What's so bad about the new ranked?

First, let's ruffle some feathers. Whoever thought that adding hidden MMR to ranked BR, after it failed Arenas, is dumber than a sack of bricks. The system, as implemented in Apex, is a textbook case of poor design (see Characteristics of Games, chp. 6: Player Effort).

Strict hidden MMR-driven SBMM, with small cohorts and dynamic reward heuristics, has three glaring faults: it largely decouples player skill from match outcome, trashes overall effort/reward balance, and hamstrings emergent progress and accomplishment.

Given a wealth of telemetry, players are being matched too closely. In any given engagement, as relative player skill approaches equality, the potential outcome of that engagement approaches 50/50 (a coin toss). Beyond homogenizing the play experience, this kills the effort/reward balance by minimizing the effect of skill, reducing gameplay outcomes to random chance.

Second, whoever designed the RP system appears to have more math cred than game experience. It's far too complex, and doesn't relate to casual players' mindset. The hidden adjustments and weights obscure the effort/reward picture. Unpredictable, often nonsensical, "skill bonuses" (and penalties) do not motivate player achievement.

Lastly, there's no sense of progress. It's clear that in lower ranks, like bronze and silver, that we're competing against (and matching with) gold and platinum players. And then we rank up (really slowly), and... we're still playing with/against the same cohort. No change, no progress, no fun. Just one long, hard slog, with slow achievement and low variance over the course of a season.

So, where does this leave us?

Imagine, that no matter how much time you put in, how much skill you develop, you will never be rewarded with in-game advantage (at least in BR). Ranking up doesn't materially impact the difficulty/quality of the game (the "scenery" doesn't change). Your team can't settle on play strats because the points system is gibberish.

The old ranked system naturally pooled players over the course of a split.
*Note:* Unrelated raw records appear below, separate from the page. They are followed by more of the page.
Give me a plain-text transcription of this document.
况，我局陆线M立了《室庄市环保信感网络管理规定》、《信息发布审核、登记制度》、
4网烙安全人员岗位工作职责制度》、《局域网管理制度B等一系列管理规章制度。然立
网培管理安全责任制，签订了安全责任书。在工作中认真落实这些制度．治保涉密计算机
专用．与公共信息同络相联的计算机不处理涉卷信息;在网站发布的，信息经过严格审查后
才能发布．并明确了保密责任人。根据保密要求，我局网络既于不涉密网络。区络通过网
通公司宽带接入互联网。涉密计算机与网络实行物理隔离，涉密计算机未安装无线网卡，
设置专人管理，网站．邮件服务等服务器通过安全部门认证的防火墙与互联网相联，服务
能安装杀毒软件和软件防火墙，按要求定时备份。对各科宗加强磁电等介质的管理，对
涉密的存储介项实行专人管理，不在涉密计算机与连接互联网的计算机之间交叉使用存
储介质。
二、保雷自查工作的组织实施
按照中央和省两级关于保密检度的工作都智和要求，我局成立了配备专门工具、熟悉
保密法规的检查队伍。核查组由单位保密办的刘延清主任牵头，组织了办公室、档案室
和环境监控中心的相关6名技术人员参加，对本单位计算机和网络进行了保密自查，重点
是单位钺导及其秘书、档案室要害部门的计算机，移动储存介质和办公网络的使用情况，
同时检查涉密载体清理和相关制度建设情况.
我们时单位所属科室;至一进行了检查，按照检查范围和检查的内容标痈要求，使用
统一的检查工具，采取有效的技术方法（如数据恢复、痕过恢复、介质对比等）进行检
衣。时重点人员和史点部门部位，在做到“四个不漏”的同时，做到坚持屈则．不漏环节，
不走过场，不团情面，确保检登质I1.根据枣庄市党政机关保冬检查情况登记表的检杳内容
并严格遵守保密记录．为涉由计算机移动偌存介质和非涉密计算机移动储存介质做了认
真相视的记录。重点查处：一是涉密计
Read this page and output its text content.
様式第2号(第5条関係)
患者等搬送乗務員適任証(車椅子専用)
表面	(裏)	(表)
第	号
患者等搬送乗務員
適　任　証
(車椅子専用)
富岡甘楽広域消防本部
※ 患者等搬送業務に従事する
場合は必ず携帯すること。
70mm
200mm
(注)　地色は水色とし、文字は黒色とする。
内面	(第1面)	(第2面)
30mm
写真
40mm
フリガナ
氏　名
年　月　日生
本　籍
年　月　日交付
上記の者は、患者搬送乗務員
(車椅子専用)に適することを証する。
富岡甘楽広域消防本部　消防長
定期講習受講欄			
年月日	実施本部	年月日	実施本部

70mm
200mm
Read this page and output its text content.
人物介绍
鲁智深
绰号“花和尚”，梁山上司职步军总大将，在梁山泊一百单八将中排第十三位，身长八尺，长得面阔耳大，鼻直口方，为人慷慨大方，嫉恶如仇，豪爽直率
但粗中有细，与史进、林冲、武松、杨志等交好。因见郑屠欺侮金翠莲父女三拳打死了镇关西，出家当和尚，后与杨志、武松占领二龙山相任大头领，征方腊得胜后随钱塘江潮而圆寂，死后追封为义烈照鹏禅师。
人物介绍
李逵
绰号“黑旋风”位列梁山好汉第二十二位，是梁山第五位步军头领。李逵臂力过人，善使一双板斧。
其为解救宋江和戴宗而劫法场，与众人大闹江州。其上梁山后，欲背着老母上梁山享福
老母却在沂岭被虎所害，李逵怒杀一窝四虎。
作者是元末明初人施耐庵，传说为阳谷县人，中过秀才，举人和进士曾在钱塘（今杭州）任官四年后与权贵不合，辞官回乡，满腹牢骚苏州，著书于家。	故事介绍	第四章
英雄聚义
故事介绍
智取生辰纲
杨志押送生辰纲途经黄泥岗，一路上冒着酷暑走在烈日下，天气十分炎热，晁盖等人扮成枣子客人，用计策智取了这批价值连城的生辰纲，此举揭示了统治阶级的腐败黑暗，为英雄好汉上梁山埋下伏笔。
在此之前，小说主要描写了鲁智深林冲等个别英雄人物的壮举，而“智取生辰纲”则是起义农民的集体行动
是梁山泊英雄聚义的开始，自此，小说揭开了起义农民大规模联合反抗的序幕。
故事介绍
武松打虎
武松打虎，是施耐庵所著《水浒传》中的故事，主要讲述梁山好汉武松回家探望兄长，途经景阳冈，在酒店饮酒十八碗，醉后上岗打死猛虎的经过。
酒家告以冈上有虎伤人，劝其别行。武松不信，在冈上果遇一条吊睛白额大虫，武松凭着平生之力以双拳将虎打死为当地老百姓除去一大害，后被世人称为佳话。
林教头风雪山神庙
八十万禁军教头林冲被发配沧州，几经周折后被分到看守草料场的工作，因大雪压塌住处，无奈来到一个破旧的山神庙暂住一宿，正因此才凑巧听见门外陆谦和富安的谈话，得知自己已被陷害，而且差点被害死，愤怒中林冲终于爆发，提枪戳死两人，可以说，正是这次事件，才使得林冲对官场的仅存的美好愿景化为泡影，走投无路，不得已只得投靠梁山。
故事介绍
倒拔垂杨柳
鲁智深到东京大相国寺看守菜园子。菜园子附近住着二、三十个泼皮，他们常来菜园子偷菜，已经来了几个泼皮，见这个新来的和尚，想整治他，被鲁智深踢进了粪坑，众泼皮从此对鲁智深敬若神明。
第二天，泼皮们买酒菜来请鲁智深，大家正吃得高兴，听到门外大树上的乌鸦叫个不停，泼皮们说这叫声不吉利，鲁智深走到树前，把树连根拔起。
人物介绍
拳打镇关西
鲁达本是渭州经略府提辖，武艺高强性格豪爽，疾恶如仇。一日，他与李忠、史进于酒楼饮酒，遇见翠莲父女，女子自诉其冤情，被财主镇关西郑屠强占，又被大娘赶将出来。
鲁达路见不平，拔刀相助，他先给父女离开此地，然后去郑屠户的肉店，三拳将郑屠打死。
Match difficulty increased organically over time, and player skill distributions were emergent (demarcated by rank value). In new ranked, players are pre-emptively fit into [flatter] predicted skill distributions, which they may chose to fulfill (by grinding the game).

True competition relies on emergent outcomes. I.e.: when I show up for a race, I have no idea who I'm competing against, and that's thrilling. As I train harder, the nature and qualities of racing shift dramatically as I *work* my way up the ladder. The current hidden MMR system minimizes these effects, exchanging an earned progress for a dispensed one.

Fortunately, none of this is hard to fix. Keep the placement matches (to reduce smurphing), but stop forcing ranked players into MMR-cohorts. Once we're placed, let the ranks naturally sort themselves out. Quit with the skill-bonus-adjusted RP bulls***. Simplify RP. Reward points for placement, points for kills, and reasonable bonuses for killing *higher-ranked* players.

Folks hit it on the nose with the "let ranked be ranked" sentiment. Edge cases like ring-camping and ratting are red herrings. Hidden MMR simply isn't compatible with true competition. The over-emphasized placement points, tweaked "skill-based adjustment", and brutal ring adjustments, can't fix this fundamental flaw.